L’office notarial est implanté en alignement de la voie et présente un plan régulier U, orientée nord-sud. Plus précisément, ce plan est composé d’un corps central et de deux petites ailes en retour, plus basses.

 L’immeuble est construit en maçonnerie de moellons de grès, recouverte d’un enduit décoratif. Sa toiture se compose de deux longs pans pour le corps central et de deux longs pans et d’une croupe pour les ailes en retour. L’ensemble est couvert en tuiles plates. Quatre souches de cheminées massives en brique sont réparties à chaque extrémité du bâtiment.

L’édifice principal se développe sur quatre niveaux se déclinant en un rez-de-chaussée légèrement surélevé (par des caves semi-enterrées d’un plan original en forme de H, voûtées en berceau et ventilées par deux soupiraux en façade principale), deux étages carrés et un comble en surcroit. En revanche, les deux ailes en retour s’élèvent sur trois niveaux : un rez-de-chaussée surélevé, un étage carré et des combles.

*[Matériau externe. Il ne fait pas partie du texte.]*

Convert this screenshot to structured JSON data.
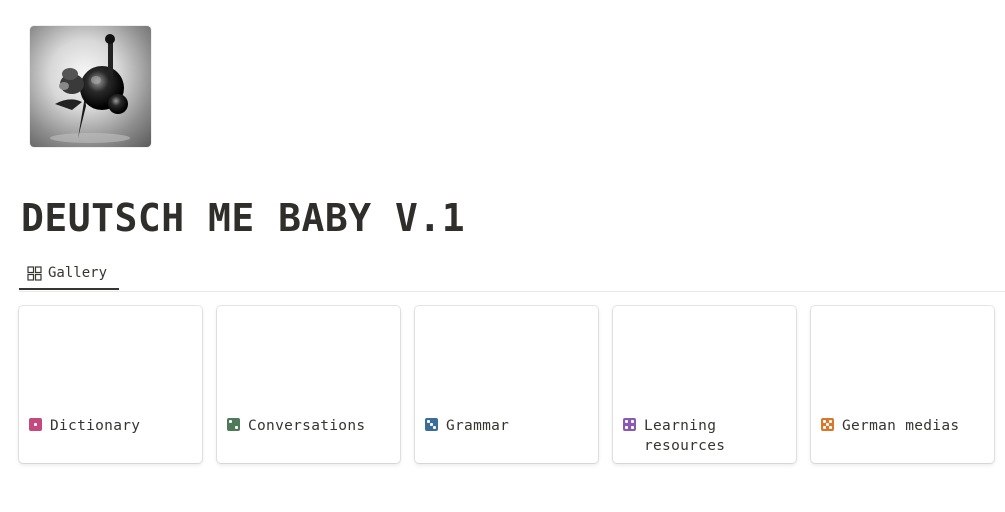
{
  "page": {
    "title": "DEUTSCH ME BABY V.1"
  },
  "tabs": [
    {
      "label": "Gallery",
      "icon": "gallery-grid-icon",
      "active": true
    }
  ],
  "cards": [
    {
      "label": "Dictionary",
      "icon": "die-one-icon",
      "color": "#c4497e"
    },
    {
      "label": "Conversations",
      "icon": "die-two-icon",
      "color": "#4f7a5a"
    },
    {
      "label": "Grammar",
      "icon": "die-three-icon",
      "color": "#3b6d99"
    },
    {
      "label": "Learning resources",
      "icon": "die-four-icon",
      "color": "#8a5ab0"
    },
    {
      "label": "German medias",
      "icon": "die-five-icon",
      "color": "#d9772b"
    }
  ]
}
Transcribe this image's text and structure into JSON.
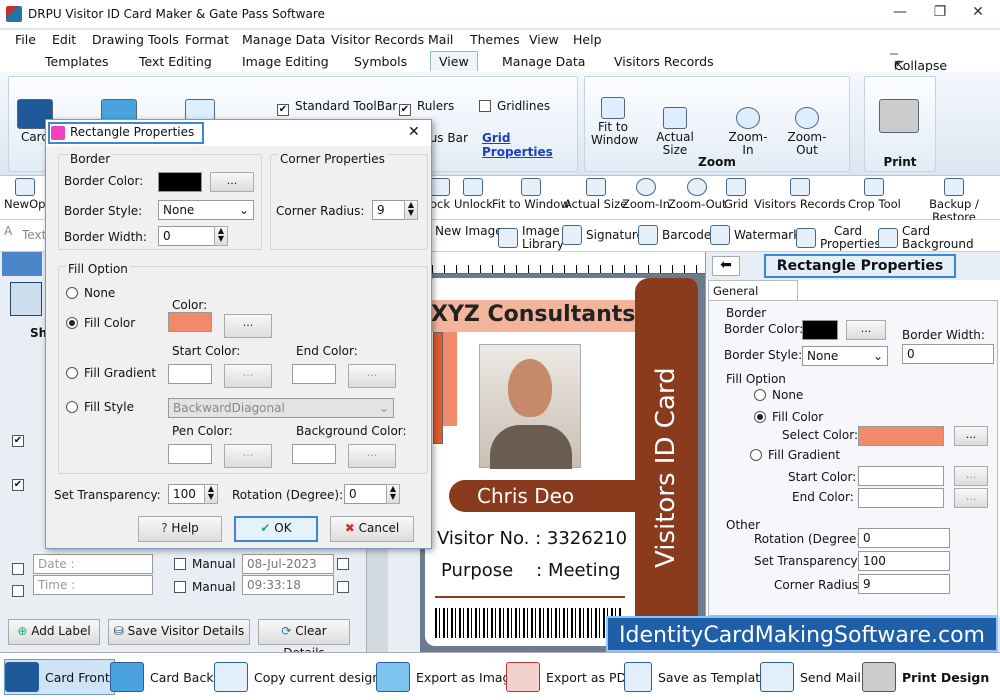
{
  "window": {
    "title": "DRPU Visitor ID Card Maker & Gate Pass Software",
    "min": "—",
    "max": "❐",
    "close": "✕"
  },
  "menu": [
    "File",
    "Edit",
    "Drawing Tools",
    "Format",
    "Manage Data",
    "Visitor Records",
    "Mail",
    "Themes",
    "View",
    "Help"
  ],
  "tabs": [
    "Templates",
    "Text Editing",
    "Image Editing",
    "Symbols",
    "View",
    "Manage Data",
    "Visitors Records"
  ],
  "collapse": "Collapse",
  "ribbon": {
    "card_label": "Card",
    "checks": {
      "standard_toolbar": "Standard ToolBar",
      "rulers": "Rulers",
      "gridlines": "Gridlines",
      "status_bar": "tus Bar",
      "grid_properties": "Grid Properties"
    },
    "zoom": {
      "fit": "Fit to Window",
      "actual": "Actual Size",
      "zoom_in": "Zoom-In",
      "zoom_out": "Zoom-Out",
      "label": "Zoom"
    },
    "print": "Print"
  },
  "toolbar2": [
    "New",
    "Op",
    "ock",
    "Unlock",
    "Fit to Window",
    "Actual Size",
    "Zoom-In",
    "Zoom-Out",
    "Grid",
    "Visitors Records",
    "Crop Tool",
    "Backup / Restore"
  ],
  "toolbar3": {
    "text": "Text",
    "new_image": "New Image",
    "image_library": "Image Library",
    "signature": "Signature",
    "barcode": "Barcode",
    "watermark": "Watermark",
    "card_properties": "Card Properties",
    "card_background": "Card Background"
  },
  "leftpanel": {
    "sh": "Sh",
    "date": "Date :",
    "time": "Time :",
    "manual": "Manual",
    "date_value": "08-Jul-2023",
    "time_value": "09:33:18",
    "add_label": "Add Label",
    "save_details": "Save Visitor Details",
    "clear_details": "Clear Details"
  },
  "card": {
    "company": "XYZ Consultants",
    "name": "Chris Deo",
    "vertical": "Visitors ID Card",
    "visitor_no_label": "Visitor No. :",
    "visitor_no": "3326210",
    "purpose_label": "Purpose    :",
    "purpose": "Meeting"
  },
  "rightpanel": {
    "title": "Rectangle Properties",
    "tab": "General Settings",
    "border": "Border",
    "border_color": "Border Color:",
    "border_width": "Border Width:",
    "border_width_val": "0",
    "border_style": "Border Style:",
    "border_style_val": "None",
    "fill_option": "Fill Option",
    "none": "None",
    "fill_color": "Fill Color",
    "select_color": "Select Color:",
    "fill_gradient": "Fill Gradient",
    "start_color": "Start Color:",
    "end_color": "End Color:",
    "other": "Other",
    "rotation": "Rotation (Degree):",
    "rotation_val": "0",
    "transparency": "Set Transparency:",
    "transparency_val": "100",
    "corner": "Corner Radius:",
    "corner_val": "9",
    "dots": "..."
  },
  "dialog": {
    "title": "Rectangle Properties",
    "close": "✕",
    "border": "Border",
    "border_color": "Border Color:",
    "border_style": "Border Style:",
    "border_style_val": "None",
    "border_width": "Border Width:",
    "border_width_val": "0",
    "corner_props": "Corner Properties",
    "corner_radius": "Corner Radius:",
    "corner_radius_val": "9",
    "fill_option": "Fill Option",
    "none": "None",
    "fill_color": "Fill Color",
    "color": "Color:",
    "start_color": "Start Color:",
    "end_color": "End Color:",
    "fill_gradient": "Fill Gradient",
    "fill_style": "Fill Style",
    "fill_style_val": "BackwardDiagonal",
    "pen_color": "Pen Color:",
    "bg_color": "Background Color:",
    "transparency": "Set Transparency:",
    "transparency_val": "100",
    "rotation": "Rotation (Degree):",
    "rotation_val": "0",
    "help": "Help",
    "ok": "OK",
    "cancel": "Cancel",
    "dots": "..."
  },
  "bottombar": [
    "Card Front",
    "Card Back",
    "Copy current design",
    "Export as Image",
    "Export as PDF",
    "Save as Template",
    "Send Mail",
    "Print Design"
  ],
  "brand": "IdentityCardMakingSoftware.com",
  "colors": {
    "accent": "#f08a6a",
    "card_brown": "#8a3a1d",
    "brand_blue": "#1f5fa8"
  }
}
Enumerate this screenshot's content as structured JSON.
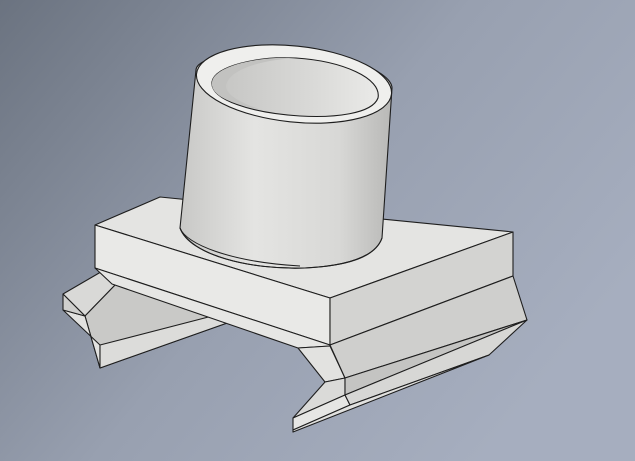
{
  "viewport": {
    "background_top_left": "#6e7682",
    "background_top_right": "#a4acbc",
    "background_bottom": "#8f97a8",
    "model_face_light": "#e6e6e4",
    "model_face_mid": "#d4d4d2",
    "model_face_dark": "#b4b4b2",
    "edge_color": "#1e1e1e"
  },
  "model": {
    "name": "cylinder-on-rail-mount",
    "parts": [
      "base-block",
      "hollow-cylinder",
      "rail-clips"
    ]
  }
}
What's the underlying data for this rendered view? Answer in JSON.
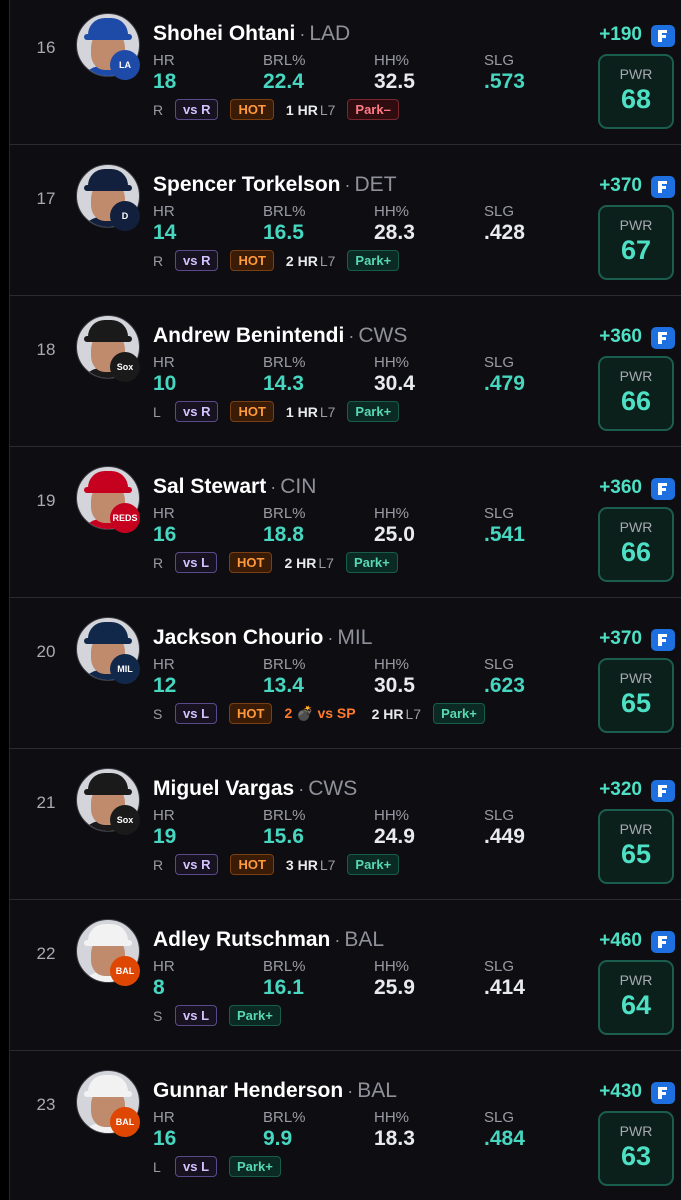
{
  "stat_labels": {
    "hr": "HR",
    "brl": "BRL%",
    "hh": "HH%",
    "slg": "SLG",
    "pwr": "PWR"
  },
  "colors": {
    "accent": "#4de0c4",
    "hot": "#ff9a3c",
    "park_plus": "#58d8b5",
    "park_minus": "#ff7b86"
  },
  "players": [
    {
      "rank": "16",
      "name": "Shohei Ohtani",
      "team": "LAD",
      "hr": "18",
      "brl": "22.4",
      "hh": "32.5",
      "slg": ".573",
      "slg_color": "teal",
      "hand": "R",
      "vs": "vs R",
      "hot": "HOT",
      "l7": "1 HR",
      "l7_suffix": "L7",
      "park": "Park–",
      "park_type": "minus",
      "odds": "+190",
      "pwr": "68",
      "cap": "#1e4aa8",
      "logo": "#1e4aa8",
      "logo_text": "LA"
    },
    {
      "rank": "17",
      "name": "Spencer Torkelson",
      "team": "DET",
      "hr": "14",
      "brl": "16.5",
      "hh": "28.3",
      "slg": ".428",
      "slg_color": "white",
      "hand": "R",
      "vs": "vs R",
      "hot": "HOT",
      "l7": "2 HR",
      "l7_suffix": "L7",
      "park": "Park+",
      "park_type": "plus",
      "odds": "+370",
      "pwr": "67",
      "cap": "#12203d",
      "logo": "#12203d",
      "logo_text": "D"
    },
    {
      "rank": "18",
      "name": "Andrew Benintendi",
      "team": "CWS",
      "hr": "10",
      "brl": "14.3",
      "hh": "30.4",
      "slg": ".479",
      "slg_color": "teal",
      "hand": "L",
      "vs": "vs R",
      "hot": "HOT",
      "l7": "1 HR",
      "l7_suffix": "L7",
      "park": "Park+",
      "park_type": "plus",
      "odds": "+360",
      "pwr": "66",
      "cap": "#1a1a1a",
      "logo": "#1a1a1a",
      "logo_text": "Sox"
    },
    {
      "rank": "19",
      "name": "Sal Stewart",
      "team": "CIN",
      "hr": "16",
      "brl": "18.8",
      "hh": "25.0",
      "slg": ".541",
      "slg_color": "teal",
      "hand": "R",
      "vs": "vs L",
      "hot": "HOT",
      "l7": "2 HR",
      "l7_suffix": "L7",
      "park": "Park+",
      "park_type": "plus",
      "odds": "+360",
      "pwr": "66",
      "cap": "#c6011f",
      "logo": "#c6011f",
      "logo_text": "REDS"
    },
    {
      "rank": "20",
      "name": "Jackson Chourio",
      "team": "MIL",
      "hr": "12",
      "brl": "13.4",
      "hh": "30.5",
      "slg": ".623",
      "slg_color": "teal",
      "hand": "S",
      "vs": "vs L",
      "hot": "HOT",
      "vs_sp": "2 💣 vs SP",
      "l7": "2 HR",
      "l7_suffix": "L7",
      "park": "Park+",
      "park_type": "plus",
      "odds": "+370",
      "pwr": "65",
      "cap": "#12284b",
      "logo": "#12284b",
      "logo_text": "MIL"
    },
    {
      "rank": "21",
      "name": "Miguel Vargas",
      "team": "CWS",
      "hr": "19",
      "brl": "15.6",
      "hh": "24.9",
      "slg": ".449",
      "slg_color": "white",
      "hand": "R",
      "vs": "vs R",
      "hot": "HOT",
      "l7": "3 HR",
      "l7_suffix": "L7",
      "park": "Park+",
      "park_type": "plus",
      "odds": "+320",
      "pwr": "65",
      "cap": "#1a1a1a",
      "logo": "#1a1a1a",
      "logo_text": "Sox"
    },
    {
      "rank": "22",
      "name": "Adley Rutschman",
      "team": "BAL",
      "hr": "8",
      "brl": "16.1",
      "hh": "25.9",
      "slg": ".414",
      "slg_color": "white",
      "hand": "S",
      "vs": "vs L",
      "park": "Park+",
      "park_type": "plus",
      "odds": "+460",
      "pwr": "64",
      "cap": "#f2f2f2",
      "logo": "#df4601",
      "logo_text": "BAL"
    },
    {
      "rank": "23",
      "name": "Gunnar Henderson",
      "team": "BAL",
      "hr": "16",
      "brl": "9.9",
      "hh": "18.3",
      "slg": ".484",
      "slg_color": "teal",
      "hand": "L",
      "vs": "vs L",
      "park": "Park+",
      "park_type": "plus",
      "odds": "+430",
      "pwr": "63",
      "cap": "#f2f2f2",
      "logo": "#df4601",
      "logo_text": "BAL"
    }
  ]
}
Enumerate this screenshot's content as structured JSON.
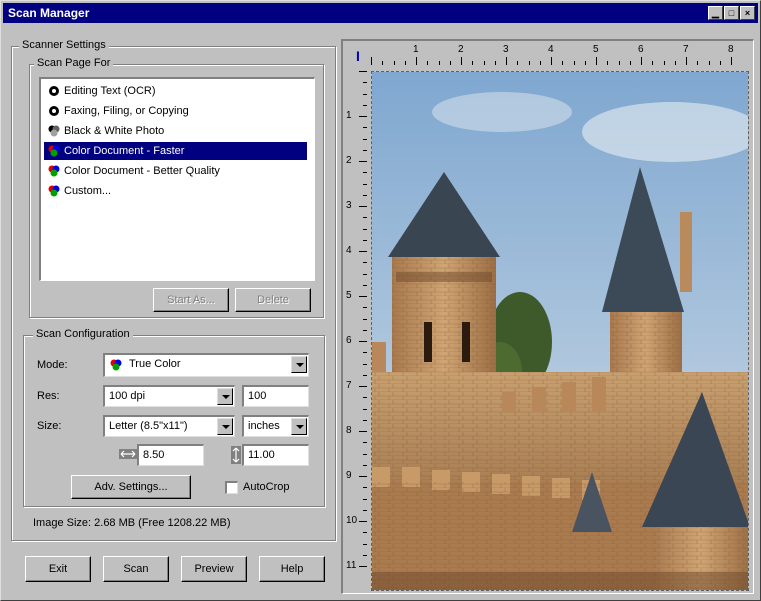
{
  "window": {
    "title": "Scan Manager"
  },
  "scanner_settings": {
    "group_label": "Scanner Settings",
    "scan_page_for": {
      "group_label": "Scan Page For",
      "items": [
        {
          "label": "Editing Text (OCR)",
          "icon": "bw-icon"
        },
        {
          "label": "Faxing, Filing, or Copying",
          "icon": "bw-icon"
        },
        {
          "label": "Black & White Photo",
          "icon": "gray-icon"
        },
        {
          "label": "Color Document - Faster",
          "icon": "color-icon",
          "selected": true
        },
        {
          "label": "Color Document - Better Quality",
          "icon": "color-icon"
        },
        {
          "label": "Custom...",
          "icon": "color-icon"
        }
      ],
      "start_as_label": "Start As...",
      "delete_label": "Delete"
    },
    "scan_configuration": {
      "group_label": "Scan Configuration",
      "mode_label": "Mode:",
      "mode_value": "True Color",
      "res_label": "Res:",
      "res_value": "100 dpi",
      "res_custom": "100",
      "size_label": "Size:",
      "size_value": "Letter (8.5\"x11\")",
      "units_value": "inches",
      "width_value": "8.50",
      "height_value": "11.00",
      "adv_settings_label": "Adv. Settings...",
      "autocrop_label": "AutoCrop",
      "autocrop_checked": false
    },
    "image_size": "Image Size: 2.68 MB (Free 1208.22 MB)"
  },
  "buttons": {
    "exit": "Exit",
    "scan": "Scan",
    "preview": "Preview",
    "help": "Help"
  },
  "ruler": {
    "horizontal": [
      "1",
      "2",
      "3",
      "4",
      "5",
      "6",
      "7",
      "8"
    ],
    "vertical": [
      "1",
      "2",
      "3",
      "4",
      "5",
      "6",
      "7",
      "8",
      "9",
      "10",
      "11"
    ]
  },
  "colors": {
    "title_bar": "#000080",
    "selection": "#000080",
    "face": "#c0c0c0"
  }
}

 La façade principale est orientée au nord. Elle donne directement sur la Grande Rue. Son élévation est ordonnancée et symétrique. La façade est rythmée par cinq travées comprenant un avant-corps central. Elle est pourvue d’un décor d’inspiration néo-classique. Le rez-de-chaussée est orné de faux bossages continus de teinte blanche. Cette modénature est également employée pour souligner la légère saillie de l’avant-corps ainsi que le traitement des extrémités de la façade.

Cette verticalité tranche avec les bandeaux régnants sur les premier et second niveaux, qui accentuent l’horizontalité de la construction. Enfin des denticules ornent la corniche au niveau de l’avant-corps et des pilastres, donnant de l’importance aux modénatures verticales. La composition est couronnée d’un fronton ajouré d’un oculus. Des denticules enrichissent le décor de corniche courant le long de ses rampants, rompant ainsi avec l’écriture classique[1].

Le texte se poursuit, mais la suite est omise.